Halacha for Monday 12 Iyar 5777 May 8 2017              

Halacha Date: 12 Iyar 5777 May 8 2017

Category: Shabbat


Preparing Tea on Shabbat

In the previous Halacha, we have explained that one may squeeze a lemon Shabbat by hand, as opposed to using a utensil, for squeezing lemons does not share the same Halacha as squeezing other fruits on Shabbat. We have also mentioned that Maran Rabbeinu Ovadia Yosef zt”l writes that even though according to the letter of the law it is permissible to squeeze lemons on Shabbat, it is preferable to follow the more stringent opinion regarding squeezing lemons into an empty vessel. Therefore, one should first put some sugar into the vessel and only then squeeze the lemon over it, such that the lemon juice will be absorbed by the sugar on contact. In this way, it will be permissible to squeeze lemons on Shabbat according to all opinions.

Maran zt”l writes, however, that although with regards to the prohibition of squeezing on Shabbat one may in fact squeeze lemons on Shabbat, if one squeezes a lemon into tea or any other boiling food on Shabbat, one may be transgressing the prohibition of cooking on Shabbat since the lemon juice becomes cooked upon coming in contact with the tea or the hot food.
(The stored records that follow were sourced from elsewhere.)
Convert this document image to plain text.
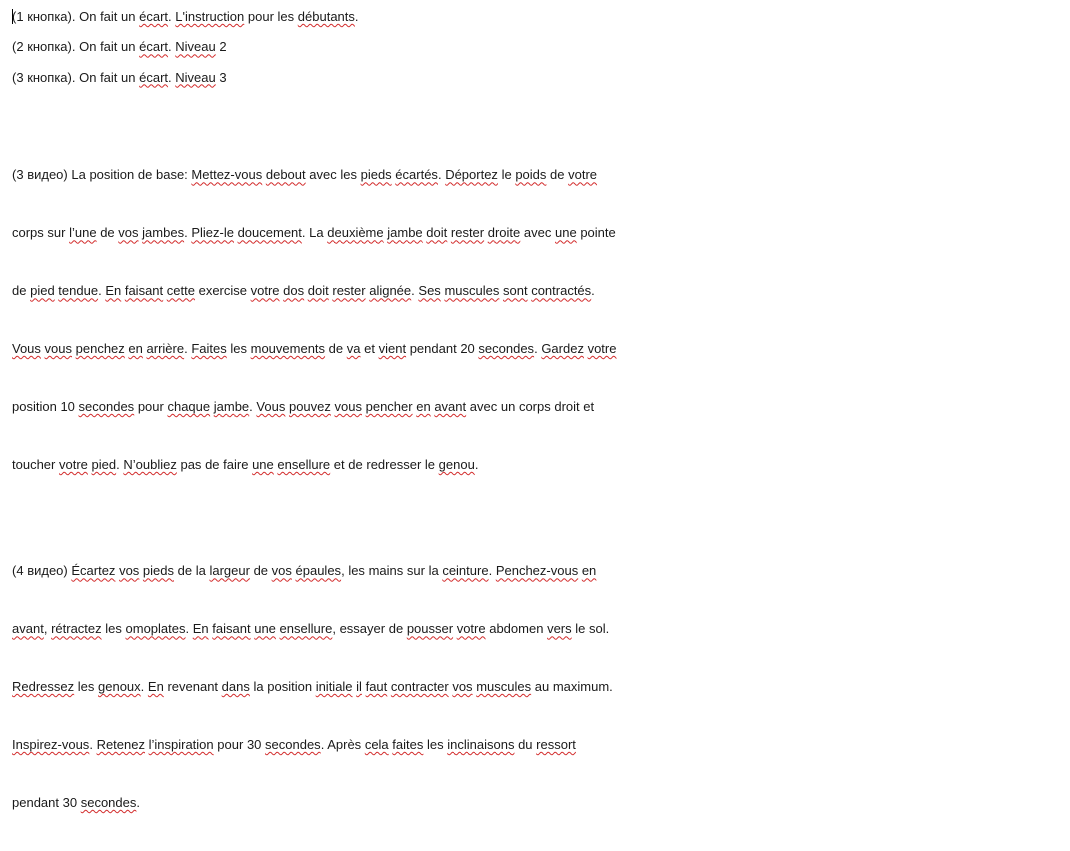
(1 кнопка). On fait un écart. L'instruction pour les débutants.

(2 кнопка). On fait un écart. Niveau 2

(3 кнопка). On fait un écart. Niveau 3

(3 видео) La position de base: Mettez-vous debout avec les pieds écartés. Déportez le poids de votre

corps sur l’une de vos jambes. Pliez-le doucement. La deuxième jambe doit rester droite avec une pointe

de pied tendue. En faisant cette exercise votre dos doit rester alignée. Ses muscules sont contractés.

Vous vous penchez en arrière. Faites les mouvements de va et vient pendant 20 secondes. Gardez votre

position 10 secondes pour chaque jambe. Vous pouvez vous pencher en avant avec un corps droit et

toucher votre pied. N’oubliez pas de faire une ensellure et de redresser le genou.

(4 видео) Écartez vos pieds de la largeur de vos épaules, les mains sur la ceinture. Penchez-vous en

avant, rétractez les omoplates. En faisant une ensellure, essayer de pousser votre abdomen vers le sol.

Redressez les genoux. En revenant dans la position initiale il faut contracter vos muscules au maximum.

Inspirez-vous. Retenez l’inspiration pour 30 secondes. Après cela faites les inclinaisons du ressort

pendant 30 secondes.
Thus, one who wishes to prepare tea with lemon on Shabbat should follow the following procedure: Before preparing the tea, one should pour the boiling water into an empty cup thus giving the water the halachic status of “Keli Sheni” (second vessel), meaning that the water is no longer in the “Keli Rishon” (first vessel) that it was boiled in; were it to be in a “Keli Rishon”, it would cause whatever comes in contact with it to be cooked. Once the water is in a “Keli Sheni,” one may then pour this water over the tea essence and lemon juice found in a “Keli Shelishi” (third vessel).
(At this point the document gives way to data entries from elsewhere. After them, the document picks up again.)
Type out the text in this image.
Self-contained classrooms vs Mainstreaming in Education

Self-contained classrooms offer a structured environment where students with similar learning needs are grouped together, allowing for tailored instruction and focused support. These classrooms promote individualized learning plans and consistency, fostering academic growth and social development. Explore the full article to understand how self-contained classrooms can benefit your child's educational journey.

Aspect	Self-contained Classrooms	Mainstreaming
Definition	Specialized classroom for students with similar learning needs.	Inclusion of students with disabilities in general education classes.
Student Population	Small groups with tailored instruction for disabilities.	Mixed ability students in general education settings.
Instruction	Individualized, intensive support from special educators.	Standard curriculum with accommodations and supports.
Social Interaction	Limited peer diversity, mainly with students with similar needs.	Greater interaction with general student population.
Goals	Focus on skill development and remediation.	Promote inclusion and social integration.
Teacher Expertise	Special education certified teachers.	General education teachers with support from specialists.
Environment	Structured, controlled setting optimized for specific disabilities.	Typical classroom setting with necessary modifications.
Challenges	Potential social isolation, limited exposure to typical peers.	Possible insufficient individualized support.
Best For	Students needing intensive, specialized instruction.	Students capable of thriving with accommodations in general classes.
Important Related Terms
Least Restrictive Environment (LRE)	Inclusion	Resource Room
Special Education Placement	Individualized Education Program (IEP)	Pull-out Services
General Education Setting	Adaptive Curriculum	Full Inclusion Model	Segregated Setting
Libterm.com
Regarding the aforementioned way of preparing tea through pouring the water from a “Keli Sheni” onto the tea, lemon, and sugar found in another cup, one may even prepare tea using a tea bag that was not pre-cooked on Erev Shabbat, for pouring from a “Keli Sheni” onto tea leaves does not cause a form of cooking that is prohibited on Shabbat. Although one may not place tea leaves directly into the “Keli Sheni” itself on Shabbat for a “Keli Sheni” does cause tea leaves to be cooked, nevertheless, pouring the hot water from a “Keli Sheni” onto tea leaves is permitted for this does not cause the kind of cooking forbidden on Shabbat. G-d-willing, we shall explain the laws of cooking on Shabbat further a different occasion.